Justine Henin ready to live life away from tennis
The Associated Press
Published: May 15, 2008

WASHINGTON: The happiest I’ve ever seen Justine Henin was away from a tennis court.

There wasn’t a racket in her hand. Not a silver Grand Slam trophy. Not a million-dollar-plus winner’s check. Instead, here’s why Henin was giddy: She was rocking her 6-week-old niece in her arms.

It was about an hour after the lithe Belgian with the bigger-than-you’d-think strokes won the 2007 French Open.

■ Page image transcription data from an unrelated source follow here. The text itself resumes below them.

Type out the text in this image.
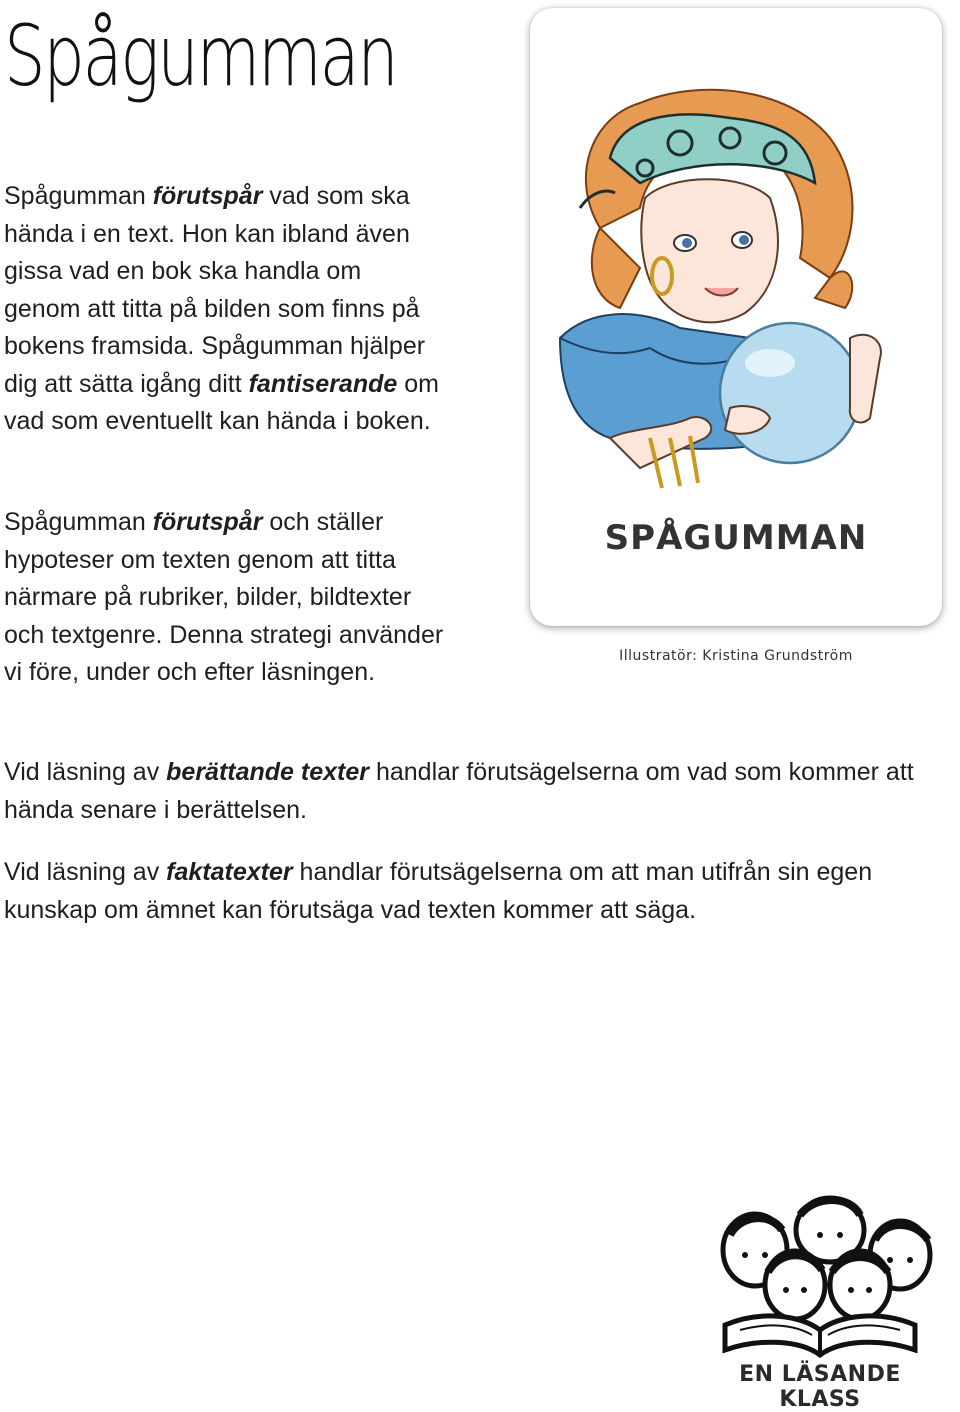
Spågumman

Spågumman förutspår vad som ska hända i en text. Hon kan ibland även gissa vad en bok ska handla om genom att titta på bilden som finns på bokens framsida. Spågumman hjälper dig att sätta igång ditt fantiserande om vad som eventuellt kan hända i boken.

Spågumman förutspår och ställer hypoteser om texten genom att titta närmare på rubriker, bilder, bildtexter och textgenre. Denna strategi använder vi före, under och efter läsningen.

Vid läsning av berättande texter handlar förutsägelserna om vad som kommer att hända senare i berättelsen.

Vid läsning av faktatexter handlar förutsägelserna om att man utifrån sin egen kunskap om ämnet kan förutsäga vad texten kommer att säga.

SPÅGUMMAN
Illustratör: Kristina Grundström
EN LÄSANDE KLASS
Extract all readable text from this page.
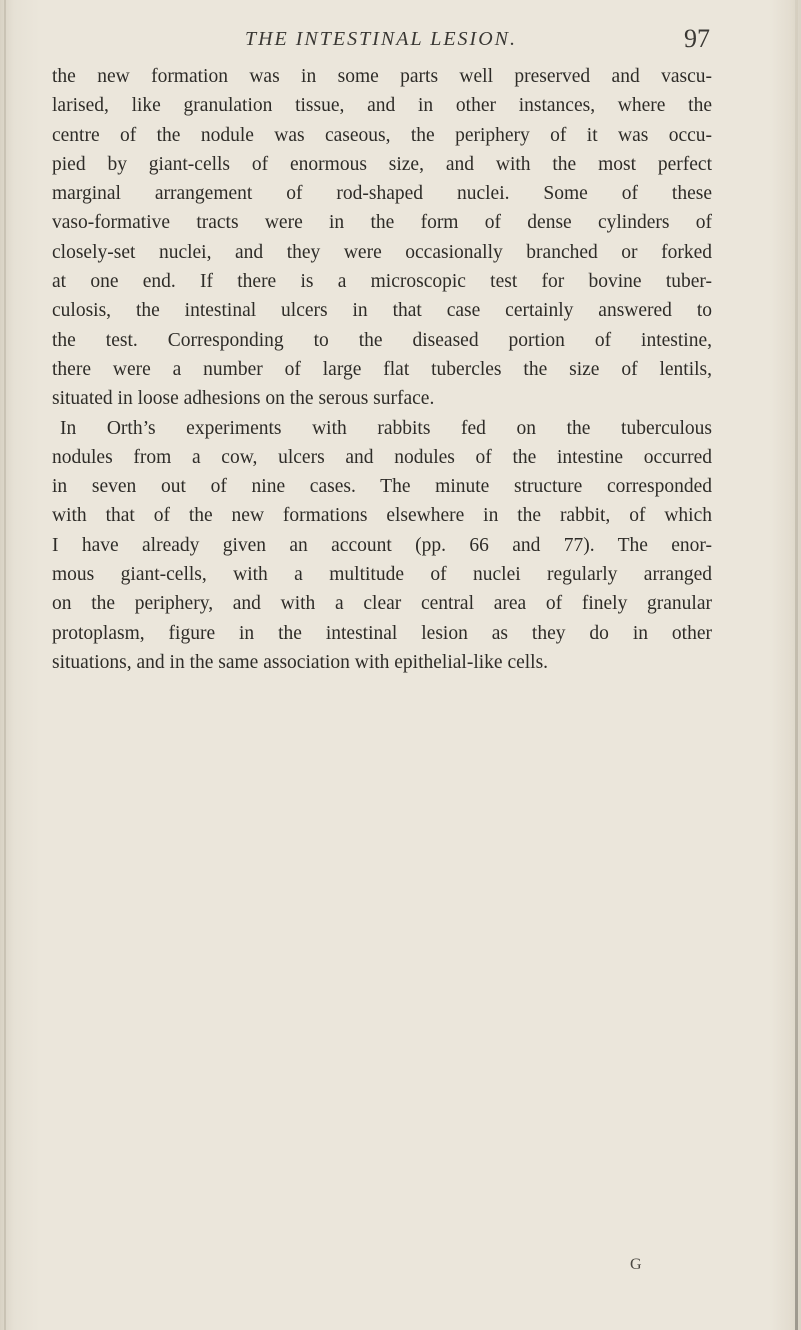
THE INTESTINAL LESION.	97
the new formation was in some parts well preserved and vascu-
larised, like granulation tissue, and in other instances, where the
centre of the nodule was caseous, the periphery of it was occu-
pied by giant-cells of enormous size, and with the most perfect
marginal arrangement of rod-shaped nuclei. Some of these
vaso-formative tracts were in the form of dense cylinders of
closely-set nuclei, and they were occasionally branched or forked
at one end. If there is a microscopic test for bovine tuber-
culosis, the intestinal ulcers in that case certainly answered to
the test. Corresponding to the diseased portion of intestine,
there were a number of large flat tubercles the size of lentils,
situated in loose adhesions on the serous surface.
In Orth’s experiments with rabbits fed on the tuberculous
nodules from a cow, ulcers and nodules of the intestine occurred
in seven out of nine cases. The minute structure corresponded
with that of the new formations elsewhere in the rabbit, of which
I have already given an account (pp. 66 and 77). The enor-
mous giant-cells, with a multitude of nuclei regularly arranged
on the periphery, and with a clear central area of finely granular
protoplasm, figure in the intestinal lesion as they do in other
situations, and in the same association with epithelial-like cells.
G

Henin was standing in a players’ lounge, surrounded by her formerly estranged father and siblings, reveling more in her recently reconstructed family life than in the sixth of her seven major championships.

“This year, she is laughing, smiling, and taking pleasure in what she does,” her oldest brother, David, said at the time. “I used to see her on TV, and she did not always look too happy.”

Not quite a full year later, Henin again was surrounded by her relatives, again content as could be, only on Wednesday, she said she is no longer driven to be the best in her sport. She won’t be defending her title at Roland Garros when the clay-court Grand Slam begins May 25, and she won’t be defending her U.S. Open title in the fall, either.

All of 25, she suddenly, stunningly, walked away from tennis, the first woman to retire while ranked No. 1 by the WTA.

“I realized that I was at the end of the road,” Henin said during a news conference at her tennis academy outside Brussels. “I lived through it all, I had given it all.”

Henin always got by on her grit as much as her groundstrokes, and she made it quite clear Wednesday that her heart isn’t in it the way it was for so long.

That’s what is so surprising about the news — and its timing.

She won the French Open each of the past three years, and four times overall. And that tournament was, after all, the first she attended in person as a fan, sitting in the stands as a 10-year-old with her mother.